BMI is known to have an effect on complication rates. It isn’t fair, but it is real, and has been proven over and over in studies. There is a cut off for BMI at my surgical center. As most of the surgery I do is elective (I don’t do breast cancer reconstruction anymore), there is every incentive to lose weight prior to surgery for better outcomes and less risk. Given the explosion of semaglutide and tirazepide, weight loss is now achievable without major surgery, and the health benefits for those with BMIs over 30 are well established.
March 2024 issue of Plastic and Reconstructive Surgery had an article, “Relationship between BMI and Outcomes in Microvascular Abdominally Based Autologous Breast Reconstruction.” This is looking at breast cancer reconstruction where they essentially do a tummy tuck and use the abdominal flap via microvascular hook ups to reconstruct the breast.
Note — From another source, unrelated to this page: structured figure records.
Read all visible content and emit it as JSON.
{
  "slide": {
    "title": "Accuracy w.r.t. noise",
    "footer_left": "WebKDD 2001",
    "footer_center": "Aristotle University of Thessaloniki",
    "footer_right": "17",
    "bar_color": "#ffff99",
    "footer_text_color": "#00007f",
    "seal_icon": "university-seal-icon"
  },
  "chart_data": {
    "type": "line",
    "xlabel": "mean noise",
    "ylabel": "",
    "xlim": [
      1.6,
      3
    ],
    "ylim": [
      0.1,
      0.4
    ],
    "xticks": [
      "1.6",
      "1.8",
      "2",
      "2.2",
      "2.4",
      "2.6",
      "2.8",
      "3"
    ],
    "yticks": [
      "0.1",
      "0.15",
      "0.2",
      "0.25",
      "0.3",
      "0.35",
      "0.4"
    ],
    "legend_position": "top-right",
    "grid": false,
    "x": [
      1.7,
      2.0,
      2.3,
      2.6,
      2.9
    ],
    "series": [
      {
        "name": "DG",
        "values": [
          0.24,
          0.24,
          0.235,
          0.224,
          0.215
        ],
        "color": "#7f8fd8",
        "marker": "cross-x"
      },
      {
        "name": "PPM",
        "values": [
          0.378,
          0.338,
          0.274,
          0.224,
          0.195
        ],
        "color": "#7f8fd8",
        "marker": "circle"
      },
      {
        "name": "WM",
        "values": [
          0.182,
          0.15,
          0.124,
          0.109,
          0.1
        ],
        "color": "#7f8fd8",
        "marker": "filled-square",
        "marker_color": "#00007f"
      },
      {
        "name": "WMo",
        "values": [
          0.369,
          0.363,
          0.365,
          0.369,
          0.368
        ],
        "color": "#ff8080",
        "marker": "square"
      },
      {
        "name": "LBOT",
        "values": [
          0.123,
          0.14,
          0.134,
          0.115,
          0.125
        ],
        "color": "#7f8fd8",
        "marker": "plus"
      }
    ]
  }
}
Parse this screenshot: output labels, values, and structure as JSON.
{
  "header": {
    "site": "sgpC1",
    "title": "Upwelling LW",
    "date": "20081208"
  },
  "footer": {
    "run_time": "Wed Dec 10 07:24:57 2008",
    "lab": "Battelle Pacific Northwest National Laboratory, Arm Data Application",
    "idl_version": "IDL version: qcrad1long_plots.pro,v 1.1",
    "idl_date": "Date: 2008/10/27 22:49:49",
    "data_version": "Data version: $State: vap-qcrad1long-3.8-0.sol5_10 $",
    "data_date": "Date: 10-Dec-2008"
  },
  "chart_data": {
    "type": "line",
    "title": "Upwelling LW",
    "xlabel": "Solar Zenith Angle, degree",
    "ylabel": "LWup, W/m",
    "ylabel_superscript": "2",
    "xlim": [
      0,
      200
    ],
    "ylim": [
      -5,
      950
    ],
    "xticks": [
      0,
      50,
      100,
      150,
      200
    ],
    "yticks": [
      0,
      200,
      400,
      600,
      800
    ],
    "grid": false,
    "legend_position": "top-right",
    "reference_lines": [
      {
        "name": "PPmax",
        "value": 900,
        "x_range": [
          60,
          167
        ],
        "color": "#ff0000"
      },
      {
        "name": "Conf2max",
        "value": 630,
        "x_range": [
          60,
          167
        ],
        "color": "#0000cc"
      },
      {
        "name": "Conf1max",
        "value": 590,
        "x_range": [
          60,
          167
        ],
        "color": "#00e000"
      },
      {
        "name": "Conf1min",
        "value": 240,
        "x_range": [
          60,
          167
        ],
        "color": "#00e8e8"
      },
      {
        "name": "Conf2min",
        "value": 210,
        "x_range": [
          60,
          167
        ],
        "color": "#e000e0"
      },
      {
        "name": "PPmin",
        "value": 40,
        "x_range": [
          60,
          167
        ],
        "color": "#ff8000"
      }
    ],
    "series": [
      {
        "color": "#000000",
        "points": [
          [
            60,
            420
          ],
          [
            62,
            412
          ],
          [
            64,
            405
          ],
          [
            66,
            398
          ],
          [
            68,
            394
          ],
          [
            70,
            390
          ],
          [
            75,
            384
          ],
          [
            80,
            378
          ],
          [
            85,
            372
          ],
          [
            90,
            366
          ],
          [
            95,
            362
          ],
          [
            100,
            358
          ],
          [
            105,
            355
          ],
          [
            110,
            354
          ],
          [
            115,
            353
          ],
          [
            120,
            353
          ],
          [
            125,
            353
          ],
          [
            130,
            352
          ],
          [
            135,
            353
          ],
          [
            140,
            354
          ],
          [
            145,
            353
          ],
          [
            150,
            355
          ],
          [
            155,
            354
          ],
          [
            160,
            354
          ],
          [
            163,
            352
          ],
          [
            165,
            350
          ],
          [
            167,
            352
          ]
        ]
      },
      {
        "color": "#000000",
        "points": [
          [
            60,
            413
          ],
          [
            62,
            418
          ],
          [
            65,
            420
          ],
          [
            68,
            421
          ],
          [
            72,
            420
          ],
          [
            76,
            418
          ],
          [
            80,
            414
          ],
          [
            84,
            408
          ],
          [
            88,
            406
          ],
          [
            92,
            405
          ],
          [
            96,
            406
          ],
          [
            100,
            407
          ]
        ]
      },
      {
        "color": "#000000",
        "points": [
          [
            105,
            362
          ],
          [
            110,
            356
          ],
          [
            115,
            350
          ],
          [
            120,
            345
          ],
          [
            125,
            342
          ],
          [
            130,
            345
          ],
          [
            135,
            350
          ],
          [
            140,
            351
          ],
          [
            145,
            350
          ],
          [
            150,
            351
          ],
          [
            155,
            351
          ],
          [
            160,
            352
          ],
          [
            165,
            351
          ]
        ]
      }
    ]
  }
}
They looked at 365 patients, stratified into five BMI categories: 25, up to 30, up to 35, up to 40, and greater than 40.1. They did this to try to see if there is an ideal cut off point for BMI where they should not offer free flap reconstruction using the abdominal flap.
What did they find?
Yes. There is a place to do the cutoff. To lower breast complications, cut off is BMI 32.7. To lower abdominal cutoffs the BMI cut off was 30.0
They found there were distinct levels of complication increases:
- BMI 30 any breast complication
- BMI 35 unplanned reoperation
- BMI 40 fat necrosis
- BMI 35 unplanned reoperation for wound breakdown
- BMI 30 any infection
- BMI 25 infection requiring oral antibiotics
- BMI 35 infection requiring IV antibiotics
- BMI 35 mastectomy flap necrosis
For the abdomen, they found BMI over 30 had delayed wound healing, with BMI over 40 having wound breakdowns that required reoperation.
They stated that a BMI of over 32.7 was as predictive as current smoking for breast complications. A BMI over 30 was more predictive than age, smoking, or diabetes status for abdomen complications.
My thoughts?
Interesting. As I stated above, we have a BMI cut off at my outpatient center. I don’t do breast cancer reconstruction, and breast cancer reconstruction patients have two big surgical sites and are frequently recovering after having chemo or other issues. But I do mommy makeovers, where breast and tummy surgery are done at the same time. Seeing an increase in oral antibiotic need for those with a BMI over 25 isn’t alarming. Seeing the BMI of 30 having more issues with breasts, any infection, and delay in wound healing is concerning. The fact they conclude that a BMI over 30 was more predictive than smoking or diabetes for abdominal complications was new to me.
As I mentioned in the intro, I think that semaglutide is a gamechanger. And there are benefits cosmetically to losing the weight first- you get a better tummy tuck, a better breast lift– if you lose the weight first. If you lose the weight after, you will loosen up the lift and tightening.
*In the review of this article they did state that even though autologous complications for those with higher BMIs is high, it is lower than doing implant reconstruction.